US 12,340,466 B2
Multiresolution neural networks for 3D reconstruction
Mikko Strandborg, Helsinki (FI); and Kimmo Roimela, Helsinki (FI)
Assigned to Varjo Technologies Oy, Helsinki (JP)
Filed by Varjo Technologies Oy, Helsinki (FI)
Filed on Apr. 25, 2023, as Appl. No. 18/306,295.
Prior Publication US 2024/0362862 A1, Oct. 31, 2024
Int. Cl. G06T 17/00 (2006.01); G06F 3/01 (2006.01); G06T 7/90 (2017.01); G06V 10/25 (2022.01); G06V 10/74 (2022.01); G06V 10/82 (2022.01)

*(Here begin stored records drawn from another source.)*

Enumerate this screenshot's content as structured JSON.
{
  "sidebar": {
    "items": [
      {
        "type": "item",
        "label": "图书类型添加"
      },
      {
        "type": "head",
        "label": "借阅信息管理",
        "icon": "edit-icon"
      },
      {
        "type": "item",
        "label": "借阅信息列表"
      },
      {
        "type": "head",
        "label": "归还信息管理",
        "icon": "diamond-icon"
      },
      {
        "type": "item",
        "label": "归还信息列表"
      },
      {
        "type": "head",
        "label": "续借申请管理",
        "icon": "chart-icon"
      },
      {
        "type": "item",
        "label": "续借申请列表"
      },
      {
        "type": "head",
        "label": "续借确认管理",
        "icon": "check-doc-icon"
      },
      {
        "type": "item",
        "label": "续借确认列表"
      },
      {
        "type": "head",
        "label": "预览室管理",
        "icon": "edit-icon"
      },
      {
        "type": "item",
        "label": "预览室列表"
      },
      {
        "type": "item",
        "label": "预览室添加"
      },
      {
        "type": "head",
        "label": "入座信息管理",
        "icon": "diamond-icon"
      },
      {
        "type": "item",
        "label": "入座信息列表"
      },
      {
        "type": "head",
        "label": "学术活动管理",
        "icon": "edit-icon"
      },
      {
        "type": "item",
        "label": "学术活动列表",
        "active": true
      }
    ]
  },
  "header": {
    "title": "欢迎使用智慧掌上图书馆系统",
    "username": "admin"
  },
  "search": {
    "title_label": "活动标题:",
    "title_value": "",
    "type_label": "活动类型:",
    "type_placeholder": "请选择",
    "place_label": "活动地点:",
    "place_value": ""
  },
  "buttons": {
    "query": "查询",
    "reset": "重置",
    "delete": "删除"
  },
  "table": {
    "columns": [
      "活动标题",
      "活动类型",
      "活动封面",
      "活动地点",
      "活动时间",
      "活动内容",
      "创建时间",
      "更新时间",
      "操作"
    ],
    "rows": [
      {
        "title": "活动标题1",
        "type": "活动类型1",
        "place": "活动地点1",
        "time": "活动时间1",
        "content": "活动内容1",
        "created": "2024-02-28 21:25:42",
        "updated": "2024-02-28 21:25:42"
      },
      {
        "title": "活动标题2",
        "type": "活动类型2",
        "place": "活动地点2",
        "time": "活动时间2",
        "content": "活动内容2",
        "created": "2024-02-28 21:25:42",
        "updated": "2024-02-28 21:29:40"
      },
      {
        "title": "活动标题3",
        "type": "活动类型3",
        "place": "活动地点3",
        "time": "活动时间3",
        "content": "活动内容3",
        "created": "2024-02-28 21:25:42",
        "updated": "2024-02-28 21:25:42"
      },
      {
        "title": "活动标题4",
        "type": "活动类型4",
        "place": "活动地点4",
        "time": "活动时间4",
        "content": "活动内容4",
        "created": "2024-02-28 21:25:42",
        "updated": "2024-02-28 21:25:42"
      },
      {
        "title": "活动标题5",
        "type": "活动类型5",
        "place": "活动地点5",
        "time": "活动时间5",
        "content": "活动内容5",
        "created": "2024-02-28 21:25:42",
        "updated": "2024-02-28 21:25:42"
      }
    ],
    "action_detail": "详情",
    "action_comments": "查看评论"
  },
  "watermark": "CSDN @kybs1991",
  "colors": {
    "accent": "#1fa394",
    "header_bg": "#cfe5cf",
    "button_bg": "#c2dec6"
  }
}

CPC G06T 17/005 (2013.01) [G06F 3/013 (2013.01); G06T 7/90 (2017.01); G06V 10/25 (2022.01); G06V 10/761 (2022.01); G06V 10/82 (2022.01); G06T 2207/10024 (2013.01); G06T 2207/20081 (2013.01)] 23 Claims
OG exemplary drawing
 
1. A computer-implemented method comprising:
receiving a plurality of colour images of a given real-world environment, and viewpoint information indicative of corresponding viewpoints from which the plurality of colour images are captured;
utilising a hierarchical data structure to represent a 3D space occupied by the given real-world environment at a plurality of granularity levels, the hierarchical data structure comprising a plurality of nodes, wherein the plurality of nodes comprise different sets of nodes at respective ones of the plurality of granularity levels;
training a plurality of neural networks for 3D reconstruction of objects represented by respective ones of the plurality of nodes, based on the plurality of colour images and the viewpoint information, wherein the plurality of neural networks comprise different sets of neural networks corresponding to the different sets of nodes at the respective ones of the plurality of granularity levels; and
for a given portion of an output image that is to be reconstructed from a perspective of a new viewpoint,
determining a granularity level at which the given portion of the output image is to be reconstructed, based on at least one of: a resolution at which the given portion is being reconstructed, a distance of the new viewpoint from objects being represented in the given portion, whether the given portion corresponds to a user's gaze;
identifying a given node in the hierarchical data structure that corresponds to a given region of the 3D space within which said objects lie, wherein the given node has different sets of child nodes;
selecting a set of child nodes, from amongst the different sets of child nodes, that is at the granularity level at which the given portion of the output image is to be reconstructed; and
for a given child node of the selected set of child nodes, utilising a cascade of neural networks that ends at a neural network corresponding to the given child node, to reconstruct the given portion of the output image, wherein a granularity level of an N+1th neural network in the cascade is higher than a granularity level of an Nth neural network in the cascade, further wherein an input of a given neural network in said cascade comprises outputs of at least a predefined number of previous neural networks in said cascade.